In a folder I received at my first appointment to my OB is a special section on taking medications during pregnancy. Technically, they want you to avoid all medications if possible, especially during the first trimester when babies are most affected by them. I just read that during the 5th week of pregnancy, the chambers of the heart are forming, along with the brain and spinal cord. (This process is called Organogenisis. That’s what I learned yesterday.) That fact is enough to scare me away from even taking Tylenol. However, Tylenol and Suddafed weren’t going to cut it, and a high fever during pregnancy is much more dangerous.
So I made my appointment and was sure to tell my general practitioner that I was 5 weeks pregnant. He assured me that what he was prescribing was safe during the first trimester, but I still went away with uneasy feelings. I’m taking the medication, but I don’t feel any less apprehensive about it. Especially since the label reads: May cause diarrhea. Diarrhea may last weeks or months after taking this medication. Hmmm.
So on top of my normal pregnancy symptoms of fatigue and irritabillity, I’m sick. This make me very grumpy and I don’t even realize how surrly I’m being. That is, until my two-year-old points it out. While trying to get him to use the potty, and asking. “Are you gonna’ go or not?” He looks up at me and says, “Momma be happy.” Geesh! It melted my heart. I smiled and said, “I’m sorry, Alston.” To which he replied, “Its okay, Momma.”

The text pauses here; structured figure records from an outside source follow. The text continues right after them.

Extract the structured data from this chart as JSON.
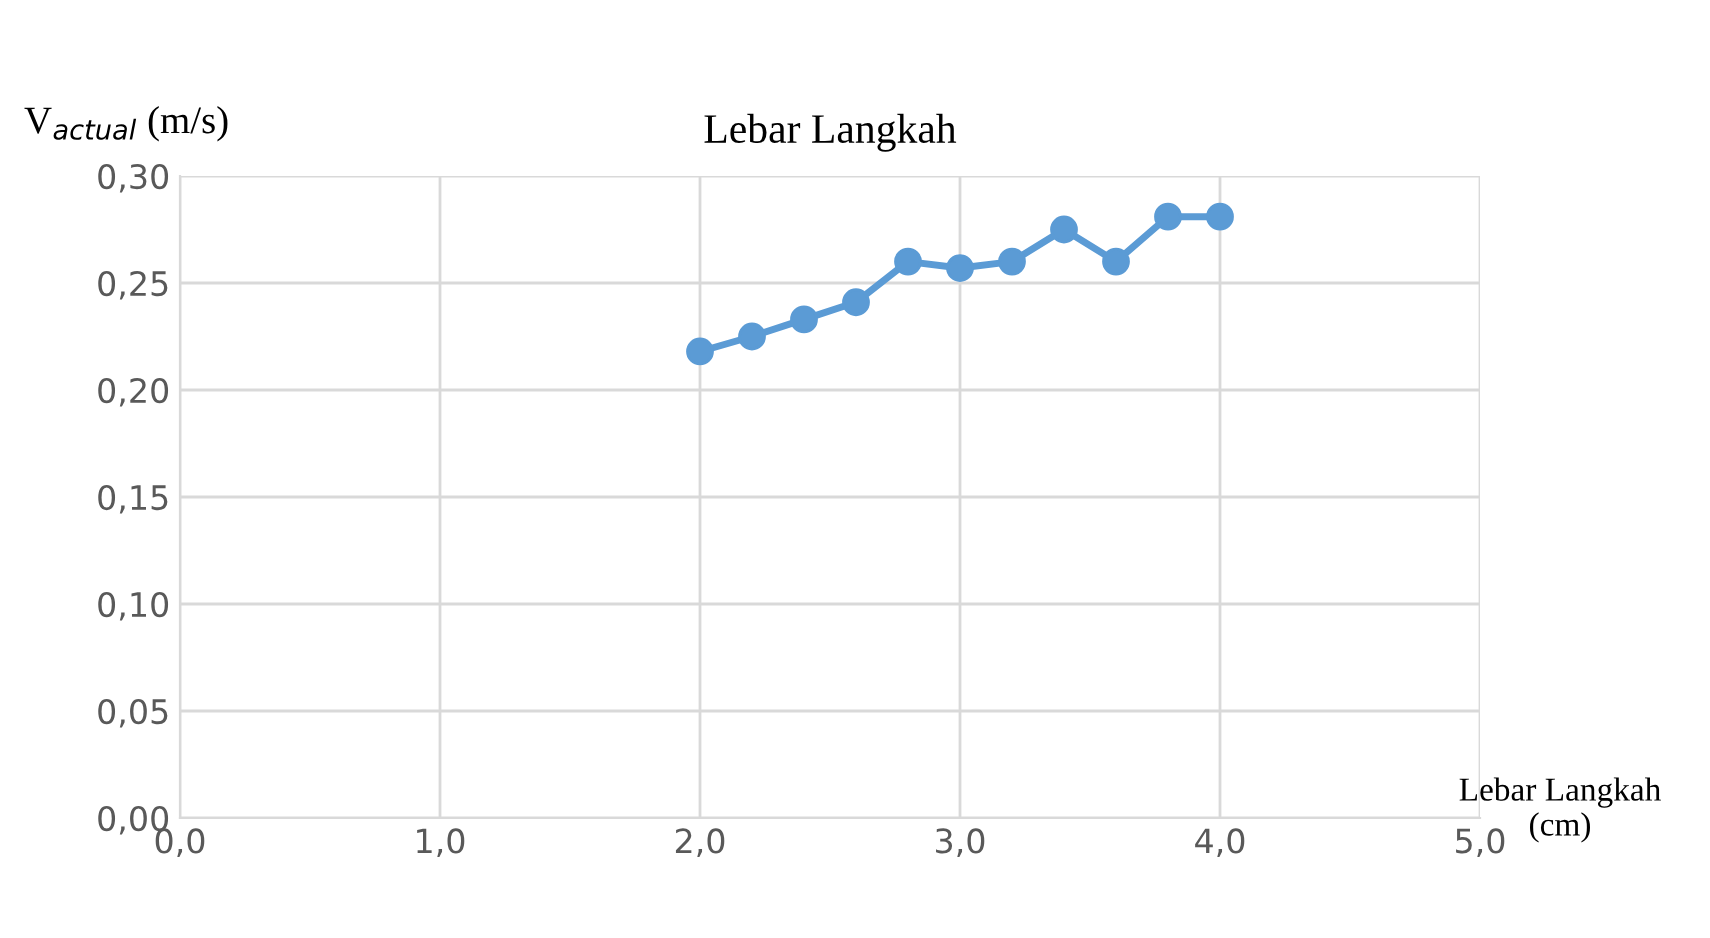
{
  "chart_data": {
    "type": "line",
    "title": "Lebar Langkah",
    "xlabel": "Lebar Langkah\n(cm)",
    "ylabel": "V$_{actual}$ (m/s)",
    "x": [
      2.0,
      2.2,
      2.4,
      2.6,
      2.8,
      3.0,
      3.2,
      3.4,
      3.6,
      3.8,
      4.0
    ],
    "series": [
      {
        "color": "#5b9bd5",
        "values": [
          0.218,
          0.225,
          0.233,
          0.241,
          0.26,
          0.257,
          0.26,
          0.275,
          0.26,
          0.281,
          0.281
        ]
      }
    ],
    "xlim": [
      0,
      5
    ],
    "ylim": [
      0,
      0.3
    ],
    "xticks": [
      {
        "value": 0,
        "label": "0,0"
      },
      {
        "value": 1,
        "label": "1,0"
      },
      {
        "value": 2,
        "label": "2,0"
      },
      {
        "value": 3,
        "label": "3,0"
      },
      {
        "value": 4,
        "label": "4,0"
      },
      {
        "value": 5,
        "label": "5,0"
      }
    ],
    "yticks": [
      {
        "value": 0,
        "label": "0,00"
      },
      {
        "value": 0.05,
        "label": "0,05"
      },
      {
        "value": 0.1,
        "label": "0,10"
      },
      {
        "value": 0.15,
        "label": "0,15"
      },
      {
        "value": 0.2,
        "label": "0,20"
      },
      {
        "value": 0.25,
        "label": "0,25"
      },
      {
        "value": 0.3,
        "label": "0,30"
      }
    ],
    "grid": true,
    "marker": "circle",
    "line_style": "solid",
    "legend": false
  }
}
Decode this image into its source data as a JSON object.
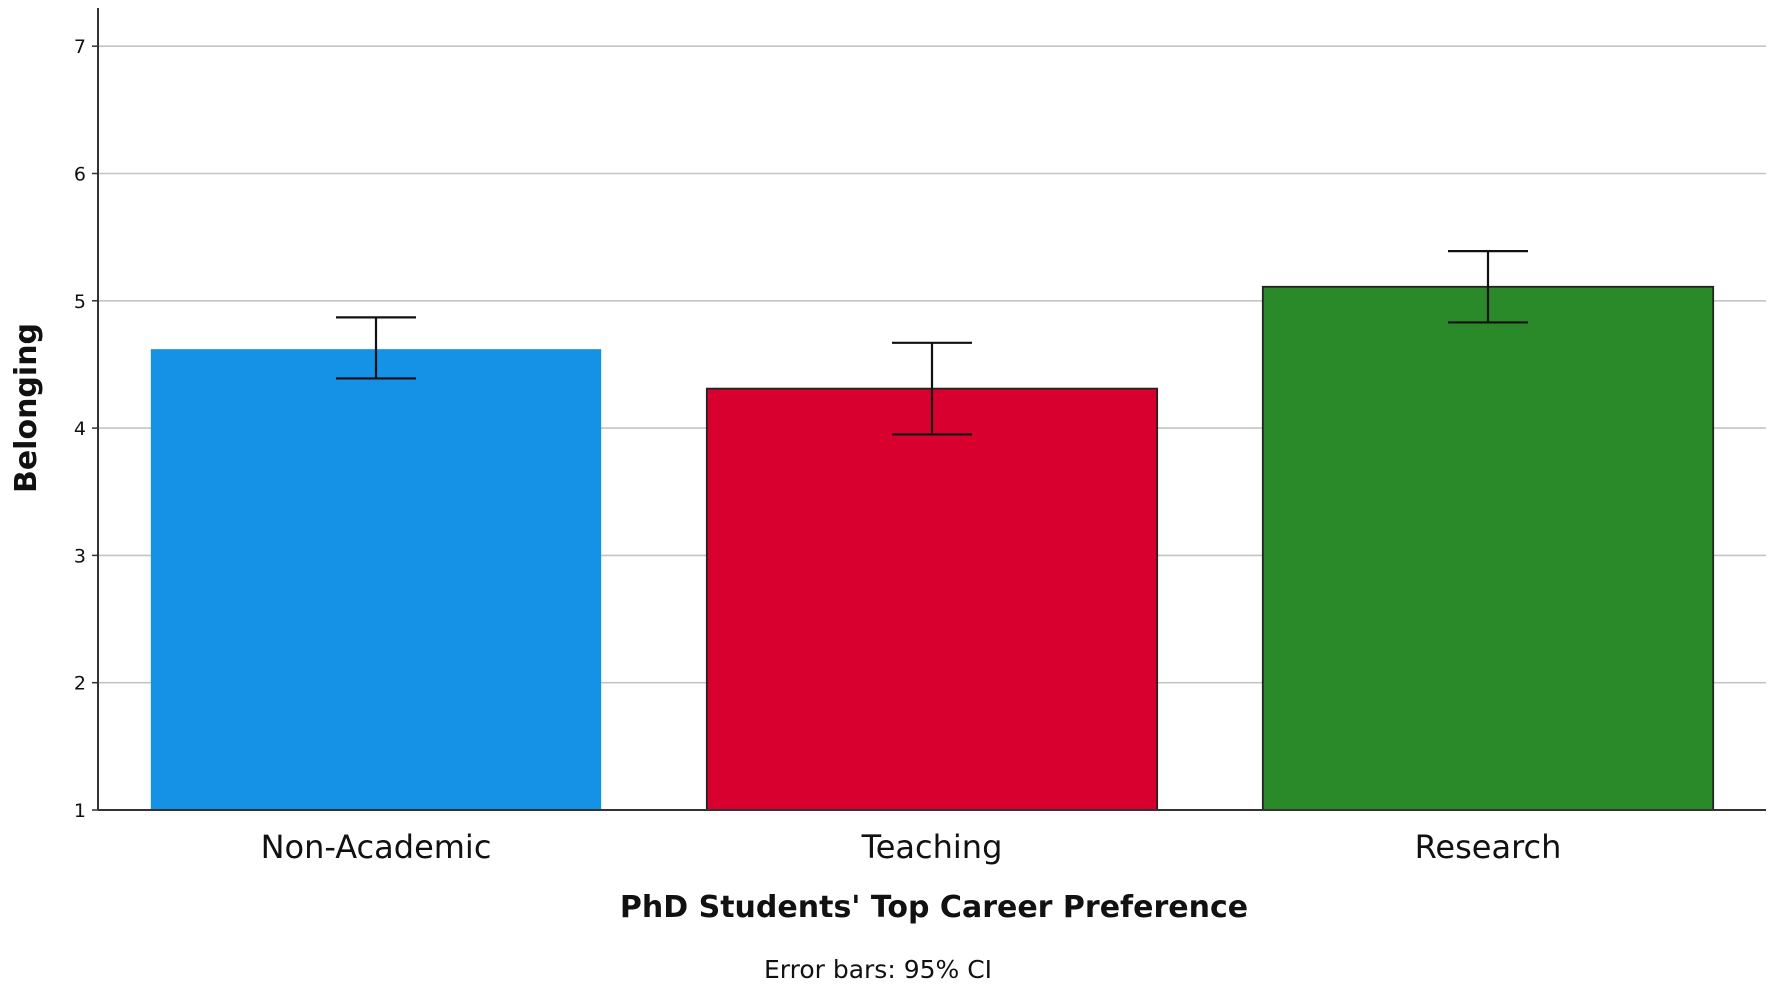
{
  "chart_data": {
    "type": "bar",
    "categories": [
      "Non-Academic",
      "Teaching",
      "Research"
    ],
    "values": [
      4.62,
      4.31,
      5.11
    ],
    "ci_lower": [
      4.39,
      3.95,
      4.83
    ],
    "ci_upper": [
      4.87,
      4.67,
      5.39
    ],
    "colors": [
      "#1591e5",
      "#d8002f",
      "#2a8a2a"
    ],
    "xlabel": "PhD Students' Top Career Preference",
    "ylabel": "Belonging",
    "ylim": [
      1,
      7.3
    ],
    "yticks": [
      1,
      2,
      3,
      4,
      5,
      6,
      7
    ],
    "grid": true,
    "note": "Error bars: 95% CI"
  }
}
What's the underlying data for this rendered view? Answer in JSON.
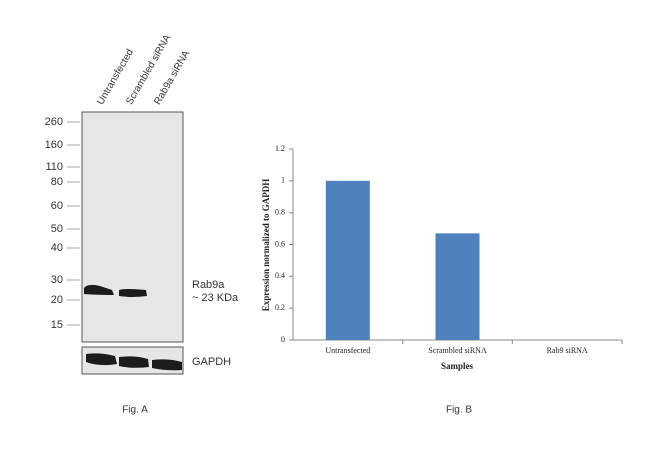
{
  "blot": {
    "lanes": [
      "Untransfected",
      "Scrambled siRNA",
      "Rab9a siRNA"
    ],
    "markers": [
      260,
      160,
      110,
      80,
      60,
      50,
      40,
      30,
      20,
      15
    ],
    "band_label": "Rab9a",
    "band_size": "~ 23 KDa",
    "control_label": "GAPDH",
    "caption": "Fig. A"
  },
  "chart_data": {
    "type": "bar",
    "caption": "Fig. B",
    "x_label": "Samples",
    "y_label": "Expression normalized to GAPDH",
    "categories": [
      "Untransfected",
      "Scrambled siRNA",
      "Rab9 siRNA"
    ],
    "values": [
      1,
      0.67,
      0
    ],
    "color": "#4f81bd",
    "ylim": [
      0,
      1.2
    ],
    "yticks": [
      0,
      0.2,
      0.4,
      0.6,
      0.8,
      1,
      1.2
    ]
  }
}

So I’ve rounded up a list of ways to help with irritability during pregnancy, and have high hopes that it will deminish in a few weeks. (Read on if you’re interested. If not, it won’t hurt my feelings.)
1. Avoid irritability triggers.
Mine are usually over something stupid, so this doesn’t really apply to me. However, I have found that taking a deep breath and a ste pback makes me realize I’m being silly.
2. Get enough rest.
I’ve been going to bed as soon as I feel tired. We’ve also been working on getting Alston to stay in his bed all night. For some reason, he’s been sneaking into our room in the middle of the night. Last night he was really fighting going to sleep in his own bed and we turned off the tv in our room, hoping the quiet would settle him down. I apparently fell asleep immediately. He didn’t wake up until around 6:00. I think it worked.
3. Take a prenatal vitamin.
I have a yummy over the counter chewable that I’ve been taking since we started trying to get pregant. They’re sour gummies, so it makes it enjoyable to take them every morning.
4. Eat well.
I’ve made a huge effort to be sure to eat well during this pregnancy. I gained way too much weight with Alston and did not like trying to get it all off afterward. Its very important to me and I’ve been managing my sweet cravings very well. However, from what I’ve gathered most pregnancy cravings are your body’s way of telling you it needs something. I’ve been craving green leafy veggies, like brussles sprouts, so I’m guessing I needed some vitamin A & C, folacin, potassium, calcium, and/or fiber. Brussels sprouts have all of these.
Patrick and I have really got to get on this one. We’ve been planning on starting an excercise routine, but haven’t quite gotten it together yet. Excercise is a stress reliever so I have no doubt this would help tremendously. My doctor recommended I walk no less than 1 hour per day.
Just writing about being irritable has made me feel better. I guess these support group people got it right: the first step to recovery is admitting htat you have a problem.